ECLI:NL:RBDHA:2017:479

Rechtbank Den Haag

Datum uitspraak
23 januari 2017
Publicatiedatum
20 januari 2017
Zaaknummer
AWB - 16 _ 5723
Instantie
Rechtbank Den Haag
Type
Uitspraak
Rechtsgebied
Bestuursrecht; Socialezekerheidsrecht
Procedures
  • Eerste aanleg - enkelvoudig
Rechters
Vindplaatsen
  • Rechtspraak.nl
AI samenvatting door LexboostAutomatisch gegenereerd

Weigering WIA-uitkering na beoordeling arbeidsongeschiktheid en medische beperkingen

In deze zaak heeft de Rechtbank Den Haag op 23 januari 2017 uitspraak gedaan in een geschil tussen een eiser en de Raad van bestuur van het Uitvoeringsinstituut werknemersverzekeringen (Uwv) over de weigering van een WIA-uitkering. Eiser had zich op 22 april 2013 ziekgemeld als orderpikker vanwege nekpijn na een auto-ongeval. Na een periode van ziekte werd eiser op 2 september 2013 arbeidsgeschikt geacht, maar meldde hij zich opnieuw ziek op 7 oktober 2013 met aanhoudende klachten. Eiser heeft in 2015 een WIA-uitkering aangevraagd, maar het Uwv weigerde deze aanvraag op 14 oktober 2015, met als argument dat eiser niet voldeed aan de criteria voor een uitkering. Eiser heeft bezwaar gemaakt, maar dit werd ongegrond verklaard in een besluit van 3 juni 2016. Tijdens de zitting op 11 januari 2017 heeft eiser zijn standpunt toegelicht, bijgestaan door zijn gemachtigde en een tolk.
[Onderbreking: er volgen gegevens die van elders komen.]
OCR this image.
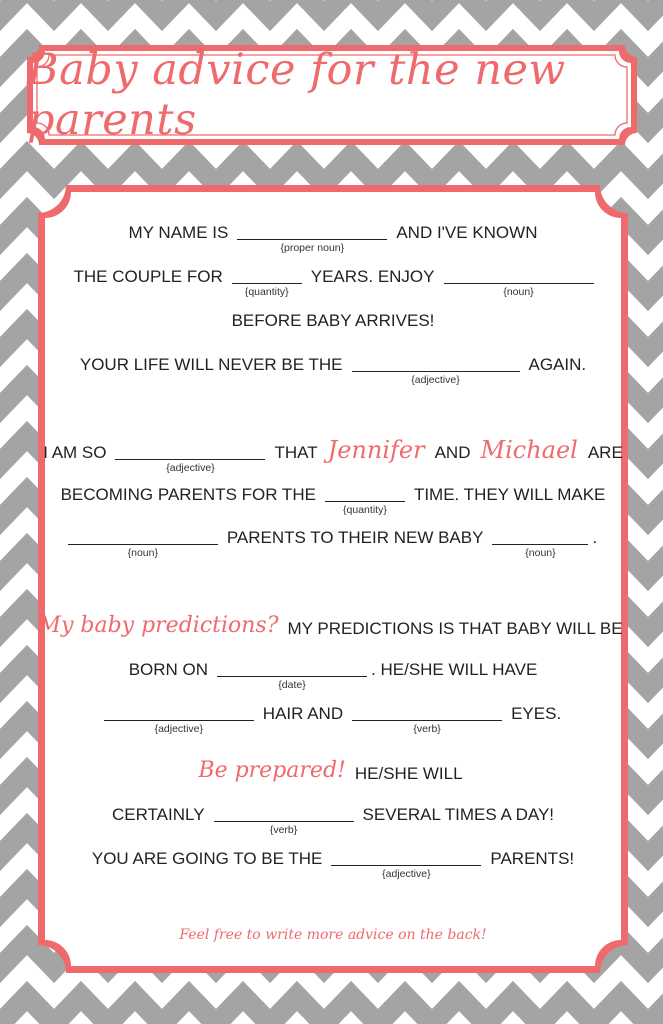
Baby advice for the new parents
MY NAME IS
{proper noun}
AND I'VE KNOWN
THE COUPLE FOR
{quantity}
YEARS. ENJOY
{noun}
BEFORE BABY ARRIVES!
YOUR LIFE WILL NEVER BE THE
{adjective}
AGAIN.
I AM SO
{adjective}
THAT Jennifer AND Michael ARE
BECOMING PARENTS FOR THE
{quantity}
TIME. THEY WILL MAKE
{noun}
PARENTS TO THEIR NEW BABY
{noun}
.
My baby predictions? MY PREDICTIONS IS THAT BABY WILL BE
BORN ON
{date}
. HE/SHE WILL HAVE
{adjective}
HAIR AND
{verb}
EYES.
Be prepared! HE/SHE WILL
CERTAINLY
{verb}
SEVERAL TIMES A DAY!
YOU ARE GOING TO BE THE
{adjective}
PARENTS!
Feel free to write more advice on the back!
De rechtbank heeft de medische beoordelingen van de verzekeringsartsen beoordeeld en vastgesteld dat er voldoende gegevens zijn om de arbeidsbeperkingen van eiser te onderbouwen. De rechtbank oordeelde dat de verzekeringsartsen zorgvuldig te werk zijn gegaan en dat er geen aanleiding was om te twijfelen aan de vastgestelde belastbaarheid van eiser. Eiser voerde aan dat zijn psychische klachten onvoldoende waren meegenomen in de beoordeling, maar de rechtbank vond dat de verzekeringsarts b&b voldoende had gemotiveerd waarom de FML niet onjuist was. De rechtbank concludeerde dat eiser per 5 oktober 2015 in staat was om de geduide functies te vervullen en dat de weigering van de WIA-uitkering terecht was.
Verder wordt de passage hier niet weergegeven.